„Von Versäumnissen ablenken“

Nach dem Bundestag hat auch der Bundesrat dem Gesetz zur Auszahlung der sogenannten Ghettorenten zugestimmt. Personen, die in einem nationalsozialistischen Ghetto arbeiten mussten, erhalten nun rückwirkend ab 1997 eine Rente – es sei denn, sie kommen aus Polen. Für diese Gruppe sei der polnische Versicherungsträger zuständig, behauptet die Bundesregierung bislang.
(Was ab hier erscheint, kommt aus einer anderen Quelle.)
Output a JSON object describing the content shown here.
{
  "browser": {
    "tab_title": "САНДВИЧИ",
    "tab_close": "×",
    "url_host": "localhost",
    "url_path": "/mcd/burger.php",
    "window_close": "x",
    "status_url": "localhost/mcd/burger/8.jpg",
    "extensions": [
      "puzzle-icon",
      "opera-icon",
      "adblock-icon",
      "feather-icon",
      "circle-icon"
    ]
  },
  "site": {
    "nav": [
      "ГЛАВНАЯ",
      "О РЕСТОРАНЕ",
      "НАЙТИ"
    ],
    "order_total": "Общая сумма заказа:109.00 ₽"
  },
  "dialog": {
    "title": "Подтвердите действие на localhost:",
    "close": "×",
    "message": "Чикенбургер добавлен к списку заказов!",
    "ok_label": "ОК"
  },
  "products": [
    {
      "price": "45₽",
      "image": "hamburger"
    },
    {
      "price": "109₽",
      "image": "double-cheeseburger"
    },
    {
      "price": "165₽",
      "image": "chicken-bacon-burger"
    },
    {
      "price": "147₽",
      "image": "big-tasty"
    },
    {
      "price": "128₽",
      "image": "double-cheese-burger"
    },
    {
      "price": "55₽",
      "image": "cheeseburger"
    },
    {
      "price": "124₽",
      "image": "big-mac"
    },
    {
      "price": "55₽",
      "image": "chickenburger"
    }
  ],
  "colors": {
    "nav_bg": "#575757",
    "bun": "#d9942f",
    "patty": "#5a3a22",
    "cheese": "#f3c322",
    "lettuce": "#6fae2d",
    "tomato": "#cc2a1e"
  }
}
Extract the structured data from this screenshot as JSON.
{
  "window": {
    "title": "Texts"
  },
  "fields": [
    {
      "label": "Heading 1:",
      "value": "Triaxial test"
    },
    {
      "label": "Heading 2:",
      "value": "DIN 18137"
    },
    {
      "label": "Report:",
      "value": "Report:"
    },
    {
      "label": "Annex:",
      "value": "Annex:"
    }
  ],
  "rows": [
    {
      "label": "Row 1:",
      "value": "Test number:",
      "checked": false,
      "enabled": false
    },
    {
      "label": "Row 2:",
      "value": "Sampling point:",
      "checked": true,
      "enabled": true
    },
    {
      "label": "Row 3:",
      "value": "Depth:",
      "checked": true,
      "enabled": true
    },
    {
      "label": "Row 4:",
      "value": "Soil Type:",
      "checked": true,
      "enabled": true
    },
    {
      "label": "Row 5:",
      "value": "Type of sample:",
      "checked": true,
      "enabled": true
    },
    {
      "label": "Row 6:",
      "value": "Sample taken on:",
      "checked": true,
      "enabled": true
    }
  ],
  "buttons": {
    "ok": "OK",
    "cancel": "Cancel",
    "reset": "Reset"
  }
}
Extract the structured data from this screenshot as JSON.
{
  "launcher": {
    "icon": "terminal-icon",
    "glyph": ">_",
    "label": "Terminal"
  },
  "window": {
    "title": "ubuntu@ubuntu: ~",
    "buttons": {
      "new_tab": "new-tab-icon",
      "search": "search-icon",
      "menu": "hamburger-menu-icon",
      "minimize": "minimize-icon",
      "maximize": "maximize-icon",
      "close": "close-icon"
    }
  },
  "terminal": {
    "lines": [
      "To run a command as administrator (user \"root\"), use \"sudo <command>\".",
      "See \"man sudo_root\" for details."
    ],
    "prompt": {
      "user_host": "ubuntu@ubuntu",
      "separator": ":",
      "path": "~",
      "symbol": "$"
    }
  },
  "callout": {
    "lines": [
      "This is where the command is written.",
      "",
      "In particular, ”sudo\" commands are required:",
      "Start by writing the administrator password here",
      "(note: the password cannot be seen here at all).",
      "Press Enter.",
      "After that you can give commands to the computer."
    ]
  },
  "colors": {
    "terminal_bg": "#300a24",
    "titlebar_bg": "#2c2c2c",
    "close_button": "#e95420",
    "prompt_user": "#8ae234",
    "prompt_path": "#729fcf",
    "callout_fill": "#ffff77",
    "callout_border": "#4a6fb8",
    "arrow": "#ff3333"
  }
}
Kamil Majchrzak ist Mitglied der »Vereinigung der Verfolgten des Naziregimes – Bund der Antifaschisten«. Er setzt sich für die Auszahlung der Ghettorenten für polnische Juden ein.

Wem ist die Auszahlung der Ghettorenten zu verdanken?

Es ist der Ausdauer der ehemaligen Ghettoarbeiter, der engagierten Rechtsanwälte wie Simona Reppenhagen, der progressiven Richter wie Jan-Robert von Renesse, aber auch der engagierten Forscher wie Stephan Lehnstaedt zu verdanken, dass nun auch eine rückwirkende Zahlung von Ghettorenten ab 1997 an bestimmte Personen möglich ist.

Welche Folgen hatte die Verzögerung?

Wegen der totalen Verweigerungshaltung der Rentenversicherung bis 2009 und mancher bis heute andauernden Blockaden starben über 25 000 eigentlich berechtigte Überlebende, ohne je eine Rente erhalten zu haben, obwohl sie einen Antrag gestellt hatten. Nach wie vor sind nach Schätzungen etwa 15 000 bis 25 000 weitere Überlebende weltweit bei den Ghettorenten nicht berücksichtigt worden.

Weshalb werden Ghettoarbeiter aus Polen ausgenommen?

Um diese Diskriminierung zu rechtfertigen, beruft sich die Bundesregierung auf ein deutsch-polnisches Sozialabkommen von 1975. Das Abkommen hat aber nichts mit Ghettorenten zu tun, was auch der polnische Versicherungsträger ZUS mehrfach bestätigt hat.

Wie kann die Diskriminierung der polnischen Ghettoarbeiter beendet werden?

Es gibt praktisch nur zwei Wege, diese Ungleichbehandlung zu beenden. Entweder durch eine einseitige Verbalnote zum Zustimmungsgesetz zum Sozialabkommen von 1975 oder aber durch den Abschluss eines Ein-Punkt-Vertrags mit Polen, der lauten müsste: »Abweichend vom deutsch-polnischen Sozialabkommen haben Ghettobeschäftigte aus Polen, die die Kriterien von Paragraph 1 ZRBG erfüllen, einen Anspruch auf eine volle Ghettorente aus Deutschland.« Deutschland wird voraussichtlich den letzteren Weg wählen, um damit von seinen langjährigen Versäumnissen abzulenken und außenpolitisch sein Gesicht zu wahren.